Ali S. gab nicht nur Zeitungsanzeigen auf. Er hatte das Bundesgebiet zudem in zahlreiche Zonen aufgeteilt, in denen jeweils ein Vermittler saß, der ihm Kunden besorgte und dafür zehn Prozent Provision erhielt. »Auch in Ostwestfalen-Lippe haben sich viele Türken ihren Führerschein illegal wiederbesorgt«, sagte Staatsanwältin Koch. Bielefeld sei ein Schwerpunkt gewesen, aber auch in Paderborn gebe es Beschuldigte.
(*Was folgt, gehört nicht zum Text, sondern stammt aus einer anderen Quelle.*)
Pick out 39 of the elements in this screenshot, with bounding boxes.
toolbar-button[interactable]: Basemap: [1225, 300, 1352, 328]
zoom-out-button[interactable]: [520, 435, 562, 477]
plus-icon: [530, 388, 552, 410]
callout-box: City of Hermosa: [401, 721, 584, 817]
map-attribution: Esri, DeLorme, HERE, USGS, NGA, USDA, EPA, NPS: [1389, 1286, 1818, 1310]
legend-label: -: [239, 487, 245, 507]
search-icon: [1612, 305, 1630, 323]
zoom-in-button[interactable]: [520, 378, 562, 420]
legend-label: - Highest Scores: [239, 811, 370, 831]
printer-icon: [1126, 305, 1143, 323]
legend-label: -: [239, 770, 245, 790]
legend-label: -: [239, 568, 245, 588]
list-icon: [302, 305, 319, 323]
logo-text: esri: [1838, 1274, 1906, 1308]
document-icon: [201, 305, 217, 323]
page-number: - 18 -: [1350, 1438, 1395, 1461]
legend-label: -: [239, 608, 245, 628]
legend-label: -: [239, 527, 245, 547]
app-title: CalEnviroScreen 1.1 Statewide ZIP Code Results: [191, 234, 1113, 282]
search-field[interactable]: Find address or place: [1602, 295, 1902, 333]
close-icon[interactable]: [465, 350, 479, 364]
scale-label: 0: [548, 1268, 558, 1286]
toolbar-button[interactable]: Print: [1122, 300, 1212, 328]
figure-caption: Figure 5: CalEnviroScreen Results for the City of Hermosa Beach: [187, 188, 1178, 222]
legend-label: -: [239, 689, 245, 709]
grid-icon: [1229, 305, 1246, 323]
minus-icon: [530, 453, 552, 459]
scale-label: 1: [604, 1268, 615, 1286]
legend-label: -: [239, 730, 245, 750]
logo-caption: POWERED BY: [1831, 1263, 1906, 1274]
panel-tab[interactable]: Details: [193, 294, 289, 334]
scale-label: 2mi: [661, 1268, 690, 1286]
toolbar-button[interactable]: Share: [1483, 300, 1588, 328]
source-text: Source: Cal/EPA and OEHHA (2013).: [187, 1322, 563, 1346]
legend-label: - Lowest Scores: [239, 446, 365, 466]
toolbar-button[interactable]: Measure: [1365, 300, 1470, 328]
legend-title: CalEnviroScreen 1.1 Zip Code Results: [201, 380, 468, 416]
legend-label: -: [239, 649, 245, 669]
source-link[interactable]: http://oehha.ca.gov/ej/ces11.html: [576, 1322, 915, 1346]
Bundesweit hat Stephanie Koch 8000 Türken ermittelt, die ihren Führerschein mit Hilfe von Ali S. zurückbekommen haben, in 1500 Fällen kann sie bisher illegale Machenschaften nachweisen. Auch gegen die Geschäftsführer mehrerer MPU-Stellen will die Frau vorgehen - wegen Bestechlichkeit. »Ich gehe davon aus, dass einige beide Augen zugedrückt haben, wenn Ali S. mit seinen Probanden erschien. Denn der Türke hat den MPU-Stellen reichlich Umsatz beschert.«
Als landesweite Aufsichtsbehörde über die Medizinisch-Psychologischen Untersuchungsstellen hat die Bezirksregierung Münster inzwischen entschieden, dass die Probanden eine neue MPU auf eigene Kosten vorlegen müssen.